Suppose I have $ax +b =c$. I can solve $\partial x/\partial c$ by IFT assuming that $a,b$ are constants and $x,c$ are variables: let $F= ax +b -c$. Then, $$\partial x/\partial c = -F_c/F_x =1/a$$
Now it's also true that $e^{ax +b}= e^c $, but when I apply IFT to $F'=e^{ax +b}- e^c$, I get the wrong derivative:
$$\partial x/\partial c = -F'_c/F'_x =\frac{e^c}{a e^{ax+b}} \neq 1/a$$
Can you tell me where am I making a mistake in the calculations?
A montone transformation of both sides of the original equality should not change the result.
So thanks to lulu's comment I solved my doubt.

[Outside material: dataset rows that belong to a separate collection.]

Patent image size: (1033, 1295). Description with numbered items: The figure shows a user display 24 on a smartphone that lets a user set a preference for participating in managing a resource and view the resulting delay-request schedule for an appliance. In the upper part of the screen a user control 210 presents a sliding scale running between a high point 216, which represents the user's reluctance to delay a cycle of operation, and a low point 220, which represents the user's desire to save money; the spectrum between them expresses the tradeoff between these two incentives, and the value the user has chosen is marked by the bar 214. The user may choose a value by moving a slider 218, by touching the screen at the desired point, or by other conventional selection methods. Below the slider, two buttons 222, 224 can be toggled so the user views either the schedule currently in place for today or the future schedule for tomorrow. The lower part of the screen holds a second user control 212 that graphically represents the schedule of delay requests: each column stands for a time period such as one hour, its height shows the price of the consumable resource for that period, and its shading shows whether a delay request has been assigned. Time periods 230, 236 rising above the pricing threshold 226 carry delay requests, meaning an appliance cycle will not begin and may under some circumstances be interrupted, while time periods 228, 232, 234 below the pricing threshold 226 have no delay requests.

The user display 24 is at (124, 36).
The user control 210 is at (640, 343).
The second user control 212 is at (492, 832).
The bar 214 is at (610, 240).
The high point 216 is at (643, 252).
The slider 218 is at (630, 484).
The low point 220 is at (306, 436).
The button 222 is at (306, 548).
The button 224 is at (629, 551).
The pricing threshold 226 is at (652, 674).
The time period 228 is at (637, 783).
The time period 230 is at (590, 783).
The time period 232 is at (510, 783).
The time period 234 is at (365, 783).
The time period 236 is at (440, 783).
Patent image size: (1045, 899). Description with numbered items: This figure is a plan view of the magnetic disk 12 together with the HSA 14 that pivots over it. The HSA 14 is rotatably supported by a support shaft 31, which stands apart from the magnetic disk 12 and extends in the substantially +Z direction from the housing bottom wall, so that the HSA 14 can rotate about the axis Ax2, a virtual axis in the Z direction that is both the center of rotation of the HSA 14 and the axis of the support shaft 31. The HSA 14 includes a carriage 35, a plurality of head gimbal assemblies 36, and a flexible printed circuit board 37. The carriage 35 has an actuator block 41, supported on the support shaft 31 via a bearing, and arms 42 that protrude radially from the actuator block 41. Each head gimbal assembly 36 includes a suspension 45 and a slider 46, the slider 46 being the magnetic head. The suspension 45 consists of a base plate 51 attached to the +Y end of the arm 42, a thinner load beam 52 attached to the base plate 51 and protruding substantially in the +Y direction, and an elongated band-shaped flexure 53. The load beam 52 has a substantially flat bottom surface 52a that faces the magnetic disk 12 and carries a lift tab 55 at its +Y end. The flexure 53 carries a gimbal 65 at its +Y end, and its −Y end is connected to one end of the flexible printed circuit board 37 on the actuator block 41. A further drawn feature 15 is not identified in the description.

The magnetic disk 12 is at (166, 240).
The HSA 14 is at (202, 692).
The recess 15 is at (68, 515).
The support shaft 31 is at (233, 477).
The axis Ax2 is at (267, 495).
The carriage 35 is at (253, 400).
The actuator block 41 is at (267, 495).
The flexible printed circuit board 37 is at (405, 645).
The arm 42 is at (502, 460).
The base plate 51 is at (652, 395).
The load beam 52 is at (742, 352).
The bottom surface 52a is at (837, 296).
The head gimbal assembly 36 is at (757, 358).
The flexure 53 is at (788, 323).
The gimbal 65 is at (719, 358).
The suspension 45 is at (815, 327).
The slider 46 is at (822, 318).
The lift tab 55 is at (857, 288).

Indeed $e^c = e^{ax + b}$ by my initial equality. So $-F'_c/F'_x = 1/a.$
A bit more generally, knowing that $$f(ax + b) = f(c),$$ we can compute $\partial x/ \partial c$ by applying IFT to $F' =f(ax + b) - f(c)$:
$$ \partial x/ \partial a = - \frac{-f'(c)}{f'(ax + b) a}= 1/a. $$
$f'(c) = f'(ax + b) $ follows by differentiating both sides of the first displayed equality.